Usually delisted stocks carry an E symbol after their stock symbol,eg,ABC becomes ABCE,and you can get quotes on the regular online qoutation services,except you only get the closing price.If you don’t see a quote for your stock you may be in deep water.
The site on the link appears to have realtime quotes.
It does not revert to being a privately held company. There shareholders are still the owners. It’s just that the share price has gotten low. Even if the share price has not fallen, the shareholders of a delisted company still own the company. It is just more difficult to buy/sell the shares.
Technically, an over-the-counter stock is one on NASDAQ (or, at least, NASDAQ used to be the old OTC exchange). Ringo is correct about the pink sheets – if a stock isn’t listed on any exchange, the stock is traded using them. As the name indicates, they are (or were) pink sheets of paper listing shares available for stocks not listed on any exchange.
The disadvantage of this is that it’s much harder to buy and sell stock. No one is “making a market” – having a ready supply of shares on hand. Thus you have to be hooked up with a buyer (vice versa if you want to buy) in order to sell your stock. This takes time, and since stocks at this level can be very volatile*, that can be a major problem.

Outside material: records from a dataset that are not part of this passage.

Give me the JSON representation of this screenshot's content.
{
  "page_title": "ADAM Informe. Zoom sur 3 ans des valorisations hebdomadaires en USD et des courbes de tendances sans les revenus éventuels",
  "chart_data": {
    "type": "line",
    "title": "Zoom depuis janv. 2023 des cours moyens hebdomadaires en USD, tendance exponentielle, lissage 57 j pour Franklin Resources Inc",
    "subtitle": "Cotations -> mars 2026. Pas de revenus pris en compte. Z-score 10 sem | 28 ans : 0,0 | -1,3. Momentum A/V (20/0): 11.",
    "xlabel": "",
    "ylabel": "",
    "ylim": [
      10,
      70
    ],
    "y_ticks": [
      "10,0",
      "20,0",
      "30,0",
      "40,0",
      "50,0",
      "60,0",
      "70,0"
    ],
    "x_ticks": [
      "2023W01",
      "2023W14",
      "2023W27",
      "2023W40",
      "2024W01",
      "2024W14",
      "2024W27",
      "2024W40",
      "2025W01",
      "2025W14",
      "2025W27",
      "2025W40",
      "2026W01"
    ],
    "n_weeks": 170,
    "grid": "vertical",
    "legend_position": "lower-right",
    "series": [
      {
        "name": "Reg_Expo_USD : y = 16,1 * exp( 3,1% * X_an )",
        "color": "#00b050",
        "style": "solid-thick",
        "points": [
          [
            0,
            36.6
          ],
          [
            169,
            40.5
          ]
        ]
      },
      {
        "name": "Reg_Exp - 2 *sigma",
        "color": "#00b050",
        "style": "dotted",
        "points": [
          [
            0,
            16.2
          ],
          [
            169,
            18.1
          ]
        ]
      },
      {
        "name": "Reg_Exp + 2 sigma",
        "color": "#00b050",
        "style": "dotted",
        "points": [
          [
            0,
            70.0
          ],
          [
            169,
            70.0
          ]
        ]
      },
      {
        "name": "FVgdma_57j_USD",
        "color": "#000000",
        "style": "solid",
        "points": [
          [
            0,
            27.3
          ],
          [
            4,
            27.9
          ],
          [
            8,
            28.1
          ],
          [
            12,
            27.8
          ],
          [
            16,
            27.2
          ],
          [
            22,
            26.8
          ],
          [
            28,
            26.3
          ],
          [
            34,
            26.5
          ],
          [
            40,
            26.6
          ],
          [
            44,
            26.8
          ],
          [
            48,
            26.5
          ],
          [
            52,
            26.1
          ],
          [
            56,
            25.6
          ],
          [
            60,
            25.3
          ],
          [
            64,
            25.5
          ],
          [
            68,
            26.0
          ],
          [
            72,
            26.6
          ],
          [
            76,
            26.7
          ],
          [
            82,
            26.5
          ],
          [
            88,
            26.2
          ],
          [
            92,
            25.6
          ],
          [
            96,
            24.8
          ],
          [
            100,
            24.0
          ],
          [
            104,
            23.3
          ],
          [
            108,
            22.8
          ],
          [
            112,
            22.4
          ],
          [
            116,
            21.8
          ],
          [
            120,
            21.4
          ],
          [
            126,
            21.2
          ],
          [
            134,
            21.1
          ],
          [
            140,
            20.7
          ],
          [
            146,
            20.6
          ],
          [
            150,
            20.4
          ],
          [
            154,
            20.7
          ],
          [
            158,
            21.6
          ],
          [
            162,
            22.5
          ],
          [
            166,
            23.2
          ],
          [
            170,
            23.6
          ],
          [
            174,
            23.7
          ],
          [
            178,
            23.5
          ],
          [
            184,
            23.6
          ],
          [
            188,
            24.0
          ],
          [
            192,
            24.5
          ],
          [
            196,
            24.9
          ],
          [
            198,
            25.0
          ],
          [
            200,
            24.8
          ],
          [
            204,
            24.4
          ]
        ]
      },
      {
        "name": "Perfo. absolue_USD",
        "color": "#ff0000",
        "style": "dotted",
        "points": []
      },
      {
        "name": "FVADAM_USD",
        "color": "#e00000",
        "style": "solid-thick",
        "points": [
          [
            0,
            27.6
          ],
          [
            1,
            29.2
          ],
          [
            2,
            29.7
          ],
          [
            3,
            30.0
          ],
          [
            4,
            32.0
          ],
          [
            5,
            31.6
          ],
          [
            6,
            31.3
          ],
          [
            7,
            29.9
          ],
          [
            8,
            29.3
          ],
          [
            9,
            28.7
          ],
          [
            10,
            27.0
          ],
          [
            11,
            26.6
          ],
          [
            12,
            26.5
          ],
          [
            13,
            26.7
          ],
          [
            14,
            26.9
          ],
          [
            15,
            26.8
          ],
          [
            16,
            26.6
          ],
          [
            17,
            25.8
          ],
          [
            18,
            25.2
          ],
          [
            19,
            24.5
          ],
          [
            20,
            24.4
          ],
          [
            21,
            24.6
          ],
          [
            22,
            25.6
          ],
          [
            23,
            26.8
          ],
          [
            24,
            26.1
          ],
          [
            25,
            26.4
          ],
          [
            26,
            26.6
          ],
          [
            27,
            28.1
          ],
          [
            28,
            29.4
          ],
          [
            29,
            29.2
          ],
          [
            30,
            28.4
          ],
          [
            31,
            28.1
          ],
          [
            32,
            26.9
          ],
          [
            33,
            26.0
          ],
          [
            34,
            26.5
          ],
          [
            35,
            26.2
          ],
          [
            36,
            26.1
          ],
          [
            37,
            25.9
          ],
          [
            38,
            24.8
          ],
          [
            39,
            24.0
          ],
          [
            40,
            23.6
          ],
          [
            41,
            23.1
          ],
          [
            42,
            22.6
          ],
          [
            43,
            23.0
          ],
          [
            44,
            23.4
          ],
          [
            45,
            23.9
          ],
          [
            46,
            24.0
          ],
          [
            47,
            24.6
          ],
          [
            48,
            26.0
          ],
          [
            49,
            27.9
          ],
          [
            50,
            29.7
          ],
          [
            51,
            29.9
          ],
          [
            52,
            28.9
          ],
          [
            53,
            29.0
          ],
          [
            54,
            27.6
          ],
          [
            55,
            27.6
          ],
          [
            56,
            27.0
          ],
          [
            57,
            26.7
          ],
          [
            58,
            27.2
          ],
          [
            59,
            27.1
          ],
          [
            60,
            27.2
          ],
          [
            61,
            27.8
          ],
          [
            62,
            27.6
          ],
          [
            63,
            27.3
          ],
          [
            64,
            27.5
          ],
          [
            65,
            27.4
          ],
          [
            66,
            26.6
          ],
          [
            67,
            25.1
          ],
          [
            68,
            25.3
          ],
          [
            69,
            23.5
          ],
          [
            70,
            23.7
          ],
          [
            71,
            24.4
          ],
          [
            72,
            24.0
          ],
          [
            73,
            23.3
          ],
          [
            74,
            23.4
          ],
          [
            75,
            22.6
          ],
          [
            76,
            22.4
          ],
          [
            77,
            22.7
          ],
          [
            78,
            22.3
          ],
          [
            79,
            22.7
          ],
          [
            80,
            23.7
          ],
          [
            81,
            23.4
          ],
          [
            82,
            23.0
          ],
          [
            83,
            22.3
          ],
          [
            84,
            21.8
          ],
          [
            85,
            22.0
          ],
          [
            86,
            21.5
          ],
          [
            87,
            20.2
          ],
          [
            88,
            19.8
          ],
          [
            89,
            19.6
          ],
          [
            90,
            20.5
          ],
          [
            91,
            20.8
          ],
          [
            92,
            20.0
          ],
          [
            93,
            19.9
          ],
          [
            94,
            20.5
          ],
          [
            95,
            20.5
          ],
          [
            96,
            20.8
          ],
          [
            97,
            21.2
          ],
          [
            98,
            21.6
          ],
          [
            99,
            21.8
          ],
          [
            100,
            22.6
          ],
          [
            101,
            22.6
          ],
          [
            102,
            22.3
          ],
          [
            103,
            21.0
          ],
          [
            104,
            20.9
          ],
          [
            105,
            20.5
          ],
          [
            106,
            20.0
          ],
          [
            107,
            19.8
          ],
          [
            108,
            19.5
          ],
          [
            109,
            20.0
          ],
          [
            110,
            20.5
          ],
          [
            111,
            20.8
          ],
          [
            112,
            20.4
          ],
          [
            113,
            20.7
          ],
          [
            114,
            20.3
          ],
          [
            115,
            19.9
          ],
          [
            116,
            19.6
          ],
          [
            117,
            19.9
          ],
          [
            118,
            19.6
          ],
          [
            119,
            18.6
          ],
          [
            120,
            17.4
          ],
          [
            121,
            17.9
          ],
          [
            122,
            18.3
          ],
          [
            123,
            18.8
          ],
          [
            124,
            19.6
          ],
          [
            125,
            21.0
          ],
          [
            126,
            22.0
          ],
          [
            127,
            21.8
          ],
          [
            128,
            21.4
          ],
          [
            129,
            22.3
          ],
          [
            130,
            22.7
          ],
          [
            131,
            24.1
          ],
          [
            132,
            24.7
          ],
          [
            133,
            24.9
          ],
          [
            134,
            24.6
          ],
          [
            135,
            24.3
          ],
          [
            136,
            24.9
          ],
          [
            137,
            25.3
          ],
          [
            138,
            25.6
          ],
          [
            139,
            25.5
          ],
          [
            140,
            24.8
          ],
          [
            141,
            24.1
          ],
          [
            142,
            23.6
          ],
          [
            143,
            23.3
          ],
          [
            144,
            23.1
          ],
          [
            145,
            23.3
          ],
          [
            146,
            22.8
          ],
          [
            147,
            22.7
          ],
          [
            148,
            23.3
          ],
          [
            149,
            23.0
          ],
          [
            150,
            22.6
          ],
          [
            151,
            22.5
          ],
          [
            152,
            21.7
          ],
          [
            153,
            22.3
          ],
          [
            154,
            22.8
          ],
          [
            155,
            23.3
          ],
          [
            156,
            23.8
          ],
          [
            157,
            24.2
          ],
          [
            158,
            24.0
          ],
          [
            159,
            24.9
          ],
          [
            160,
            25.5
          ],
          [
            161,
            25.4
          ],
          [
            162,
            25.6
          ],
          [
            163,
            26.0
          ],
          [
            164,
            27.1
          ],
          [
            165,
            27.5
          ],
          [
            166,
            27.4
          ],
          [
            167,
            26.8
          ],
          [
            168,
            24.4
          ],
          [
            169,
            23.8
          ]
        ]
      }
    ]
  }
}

*They are known – listed or not – as “penny stocks” and there are strict regulations about how stockbrokers can sell them. It’s illegal, for instance, for a stockbroker to recommend a penny stock to a client unless the client meet certain criteria (like a history of buying them). The client asking to buy penny stocks for the first time is required to listen to disclaimers up the wazoo.
Being de-listed on the surface doesn’t affect the company directly. But it can have big indirect effects. As well as the difficulties mentioned above, virtually all (or just plain all?) stock funds have rules forbidding them from owning unlisted stocks. So your company, upon being de-listed, suddenly finds institutional buyers and such (which make up the bulk of the stock buyers) dumping your stock and driving it down further. Thanks to the dot-com bubble collapse, there have been amazing reverse stock splits, like 12-1, to try and keep some companies listed. (And which generally haven’t worked.)
Regarding the penny stock issue: it really is considered a much higher risk area because of the impact a quarter point decline can have on your investment. If IBM drops 50 cents you’re still okay. If idiotdot.com drops 50 cents it’s bankrupt. Who wants to worry all the time over a 50 cent change?